Passenger(62)
“I’m in the middle of dinner. Are you hungry?”
“Not really.”
“You look like you could use a shower.”
“It was a long drive,” I say.
“Come on, then.” I follow her down the hall to a small bedroom. It is a bedroom replete with yellowed photographs that look burned at the corners, housed in pitted brass frames that appear too heavy for any nails to hold. Plush drapes in floral patterns match the bedspread. A cedar trunk rests at the foot of the bed and, across the room against the far wall, there is a dresser on which sits a beveled mirror.
There is a tiny, blue-tiled bathroom off the bedroom, and I follow this old woman to it.
“Here,” she says. “Have a shower. And you can lay your clothes out on the bed, if you want, and I’ll wash them.”
“That isn’t necessary.”
“Doesn’t matter.” The woman seems disinterested.
“When will Madeline be back?”
“Should be soon,” says the old woman. “You know, Palmer, you shouldn’t be here.” Her eyes linger on me a moment longer before she turns and leaves the room, closing the door behind her.
The bathroom is well-kept and clean. There are blue towels on the walls, pink rosettes stitched along the hem.
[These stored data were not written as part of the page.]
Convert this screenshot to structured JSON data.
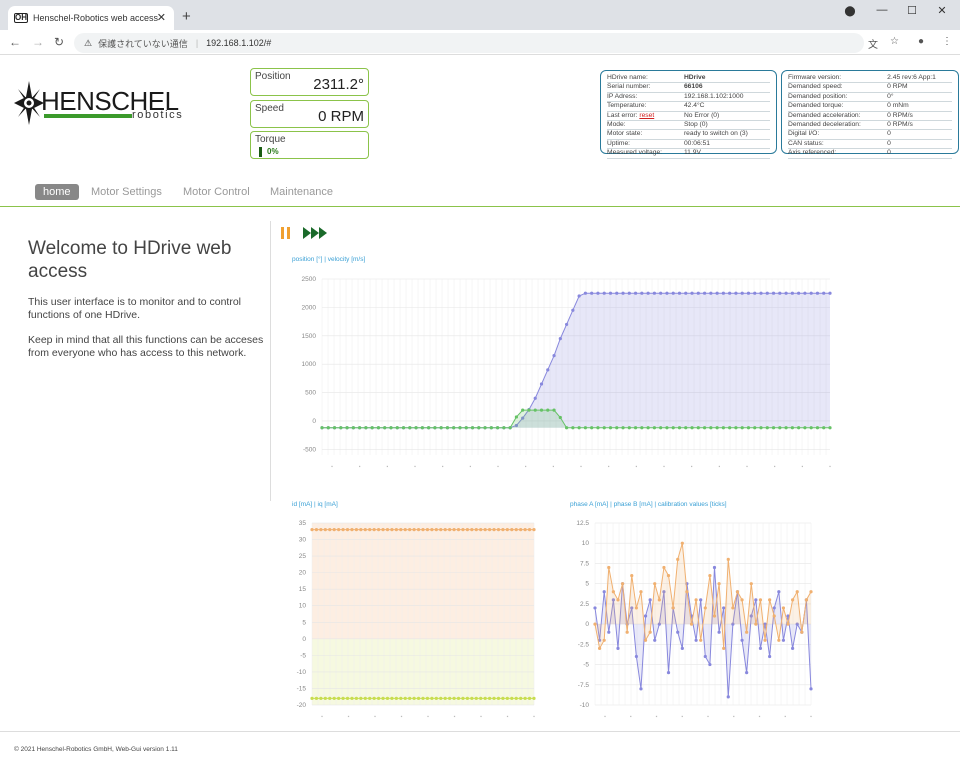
{
  "browser": {
    "tab_title": "Henschel-Robotics web access",
    "favicon": "OH",
    "url_security": "保護されていない通信",
    "url": "192.168.1.102/#"
  },
  "logo": {
    "name": "HENSCHEL",
    "sub": "robotics"
  },
  "status": {
    "position_label": "Position",
    "position_value": "2311.2°",
    "speed_label": "Speed",
    "speed_value": "0 RPM",
    "torque_label": "Torque",
    "torque_value": "0%"
  },
  "info_left": [
    [
      "HDrive name:",
      "HDrive"
    ],
    [
      "Serial number:",
      "66106"
    ],
    [
      "IP Adress:",
      "192.168.1.102:1000"
    ],
    [
      "Temperature:",
      "42.4°C"
    ],
    [
      "Last error:",
      "No Error (0)"
    ],
    [
      "Mode:",
      "Stop (0)"
    ],
    [
      "Motor state:",
      "ready to switch on (3)"
    ],
    [
      "Uptime:",
      "00:06:51"
    ],
    [
      "Measured voltage:",
      "11.9V"
    ]
  ],
  "info_reset": "reset",
  "info_right": [
    [
      "Firmware version:",
      "2.45 rev:6 App:1"
    ],
    [
      "Demanded speed:",
      "0 RPM"
    ],
    [
      "Demanded position:",
      "0°"
    ],
    [
      "Demanded torque:",
      "0 mNm"
    ],
    [
      "Demanded acceleration:",
      "0 RPM/s"
    ],
    [
      "Demanded deceleration:",
      "0 RPM/s"
    ],
    [
      "Digital I/O:",
      "0"
    ],
    [
      "CAN status:",
      "0"
    ],
    [
      "Axis referenced:",
      "0"
    ]
  ],
  "menu": [
    "home",
    "Motor Settings",
    "Motor Control",
    "Maintenance"
  ],
  "welcome": {
    "title": "Welcome to HDrive web access",
    "p1": "This user interface is to monitor and to control functions of one HDrive.",
    "p2": "Keep in mind that all this functions can be acceses from everyone who has access to this network."
  },
  "footer": "© 2021 Henschel-Robotics GmbH, Web-Gui version 1.11",
  "icons": {
    "pause": "pause-icon",
    "forward": "fast-forward-icon"
  },
  "colors": {
    "green": "#8bc34a",
    "blue": "#3aa0d5",
    "purple": "#8888dd",
    "series_green": "#66c266",
    "orange": "#f0b070",
    "yellow": "#c8dd50"
  },
  "chart_data": [
    {
      "type": "line",
      "legend": "position [°] | velocity [m/s]",
      "yticks": [
        2500,
        2000,
        1500,
        1000,
        500,
        0,
        -500
      ],
      "ylim": [
        -600,
        2500
      ],
      "series": [
        {
          "name": "position [°]",
          "values": [
            -120,
            -120,
            -120,
            -120,
            -120,
            -120,
            -120,
            -120,
            -120,
            -120,
            -120,
            -120,
            -120,
            -120,
            -120,
            -120,
            -120,
            -120,
            -120,
            -120,
            -120,
            -120,
            -120,
            -120,
            -120,
            -120,
            -120,
            -120,
            -120,
            -120,
            -120,
            -80,
            50,
            200,
            400,
            650,
            900,
            1150,
            1450,
            1700,
            1950,
            2200,
            2250,
            2250,
            2250,
            2250,
            2250,
            2250,
            2250,
            2250,
            2250,
            2250,
            2250,
            2250,
            2250,
            2250,
            2250,
            2250,
            2250,
            2250,
            2250,
            2250,
            2250,
            2250,
            2250,
            2250,
            2250,
            2250,
            2250,
            2250,
            2250,
            2250,
            2250,
            2250,
            2250,
            2250,
            2250,
            2250,
            2250,
            2250,
            2250,
            2250
          ]
        },
        {
          "name": "velocity [m/s]",
          "values": [
            -120,
            -120,
            -120,
            -120,
            -120,
            -120,
            -120,
            -120,
            -120,
            -120,
            -120,
            -120,
            -120,
            -120,
            -120,
            -120,
            -120,
            -120,
            -120,
            -120,
            -120,
            -120,
            -120,
            -120,
            -120,
            -120,
            -120,
            -120,
            -120,
            -120,
            -120,
            70,
            190,
            190,
            190,
            190,
            190,
            190,
            60,
            -120,
            -120,
            -120,
            -120,
            -120,
            -120,
            -120,
            -120,
            -120,
            -120,
            -120,
            -120,
            -120,
            -120,
            -120,
            -120,
            -120,
            -120,
            -120,
            -120,
            -120,
            -120,
            -120,
            -120,
            -120,
            -120,
            -120,
            -120,
            -120,
            -120,
            -120,
            -120,
            -120,
            -120,
            -120,
            -120,
            -120,
            -120,
            -120,
            -120,
            -120,
            -120,
            -120
          ]
        }
      ]
    },
    {
      "type": "line",
      "legend": "id [mA] | iq [mA]",
      "yticks": [
        35,
        30,
        25,
        20,
        15,
        10,
        5,
        0,
        -5,
        -10,
        -15,
        -20
      ],
      "ylim": [
        -20,
        35
      ],
      "series": [
        {
          "name": "id [mA]",
          "values": [
            33,
            33,
            33,
            33,
            33,
            33,
            33,
            33,
            33,
            33,
            33,
            33,
            33,
            33,
            33,
            33,
            33,
            33,
            33,
            33,
            33,
            33,
            33,
            33,
            33,
            33,
            33,
            33,
            33,
            33,
            33,
            33,
            33,
            33,
            33,
            33,
            33,
            33,
            33,
            33,
            33,
            33,
            33,
            33,
            33,
            33,
            33,
            33,
            33,
            33,
            33
          ]
        },
        {
          "name": "iq [mA]",
          "values": [
            -18,
            -18,
            -18,
            -18,
            -18,
            -18,
            -18,
            -18,
            -18,
            -18,
            -18,
            -18,
            -18,
            -18,
            -18,
            -18,
            -18,
            -18,
            -18,
            -18,
            -18,
            -18,
            -18,
            -18,
            -18,
            -18,
            -18,
            -18,
            -18,
            -18,
            -18,
            -18,
            -18,
            -18,
            -18,
            -18,
            -18,
            -18,
            -18,
            -18,
            -18,
            -18,
            -18,
            -18,
            -18,
            -18,
            -18,
            -18,
            -18,
            -18,
            -18
          ]
        }
      ]
    },
    {
      "type": "line",
      "legend": "phase A [mA] | phase B [mA] | calibration values [ticks]",
      "yticks": [
        12.5,
        10,
        7.5,
        5,
        2.5,
        0,
        -2.5,
        -5,
        -7.5,
        -10
      ],
      "ylim": [
        -10,
        12.5
      ],
      "series": [
        {
          "name": "phase A [mA]",
          "values": [
            2,
            -2,
            4,
            -1,
            3,
            -3,
            5,
            0,
            2,
            -4,
            -8,
            1,
            3,
            -2,
            0,
            4,
            -6,
            2,
            -1,
            -3,
            5,
            1,
            -2,
            3,
            -4,
            -5,
            7,
            -1,
            2,
            -9,
            0,
            4,
            -2,
            -6,
            1,
            3,
            -3,
            0,
            -4,
            2,
            4,
            -2,
            1,
            -3,
            0,
            -1,
            3,
            -8
          ]
        },
        {
          "name": "phase B [mA]",
          "values": [
            0,
            -3,
            -2,
            7,
            4,
            3,
            5,
            -1,
            6,
            2,
            4,
            -2,
            -1,
            5,
            3,
            7,
            6,
            2,
            8,
            10,
            4,
            0,
            3,
            -2,
            2,
            6,
            1,
            5,
            -3,
            8,
            2,
            4,
            3,
            -1,
            5,
            0,
            3,
            -2,
            3,
            1,
            -2,
            2,
            0,
            3,
            4,
            -1,
            3,
            4
          ]
        }
      ]
    }
  ]
}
The sink basin is white and spotless, not a single hair in the drain. The shower curtain is of a sheer fabric, also blue, also with matching rosettes, and I pull it aside to inspect the tub. A bar of soap in a dispenser is suction-cupped to the wall. The tub is shiny and looks like it has never been used.
I strip and fold my clothes on the toilet lid. Naked, I examine my scarecrow frame in the oval mirror above the sink. My eyes look like someone has boxed them shut. The jut of my jaw stretches my lips taut. I flex my arms and scrutinize the mechanics of my muscles, my joints, the knobby way various bones appear to protrude at odd angles. My chest is a washboard, my pelvis a concave seashell. My penis has shriveled to near nonexistence, having retreated into my abdomen. My knees are twin shells, calloused, cracked, and flaking with dried skin.
Hello, skeleton. Hello, concentration camp survivor. Hello, Auschwitz Jew.
I have been going at this a long time. There is no denying it. I feel weak enough to pass out.
Hello, ghost.
I shower beneath a stream of tepid water. I shower for maybe twenty minutes, a half hour. I have no concept of time. The water no longer feels good on my skin. Instead, it burns where the cold winter air has lacerated my flesh. It makes the rough patches soften then harden. Shuffling in the water of the tub, my feet look enormous; I can make out the bones and tendons with each flex of my toes, the toes themselves like narrow, broken bits of twig, the nails the color of turpentine, chipped and unhealthy.
There is no distinction between mental and physical depletion. You regress and regress and regress until you are nothing more than a mound of wet sand in an old woman’s shower…
When the water has gone cold, I shut it and towel off. I pull on my clothes with the surrender of someone sentenced to death. I try to urinate, but there is no fluid left in my body. I would not be surprised if my penis coughed up a cloud of dust.
I step out of the bathroom and into the bedroom to find a young woman sitting on the edge of the bed, staring at me. She is slim, with small shoulders, drab-colored hair pulled behind her head in a lank ponytail, her face plain but with a firm, admirable jaw, her eyes lamentable and somber with regret.
“What are you doing here, Palmer?” she says.
“Madeline?”
She stands immediately, so slender the mattress hardly moves. She takes a step toward me. Almost in slow-motion: slaps me across the face. I see it coming from a mile away, yet I let it come. Because something tells me I deserve it.
“That’s for coming here.”
I do not move. I say nothing.
“You look like death. Why are you here?”
“I was hoping you could help me.”
“No.” Her eyes grow wet. She is struggling with some great thing that appears to be welling inside her. Both her hands press against her abdomen. “You promised you’d never come back here, Palmer. Please…”
“I needed to see you,” I say.
“You have to leave.”
“Please…”
“No,” she sobs. And the tears come.
Watching her, I feel an ounce of recollection dawn on me…but then realize that I am not recalling any memory of this particular woman but, rather, the woman I had followed around on Christmas Eve back at the art museum—the woman with the small child who told me she’d call the police if I didn’t stop following them. There is a striking resemblance here. Had I thought that woman from the museum was this women, was this Madeline Troy?
“No,” she goes on. “Don’t you get it? I don’t want to look at you, Palmer. I can’t look at you. And you promised me—you promised me—”
“I don’t remember my promise. I don’t remember anything.”
“Are you trying to hurt me?”
“No.”
“Palmer, are you trying to hurt me? Do you want me to hurt? Because I hurt every single day. I don’t need you here to do it because I hurt every single day.”
“I’m not here to hurt you.”
“Leave,” she says, and turns her back toward me. Covering her face with her hands, I watch her reflection in the beveled mirror.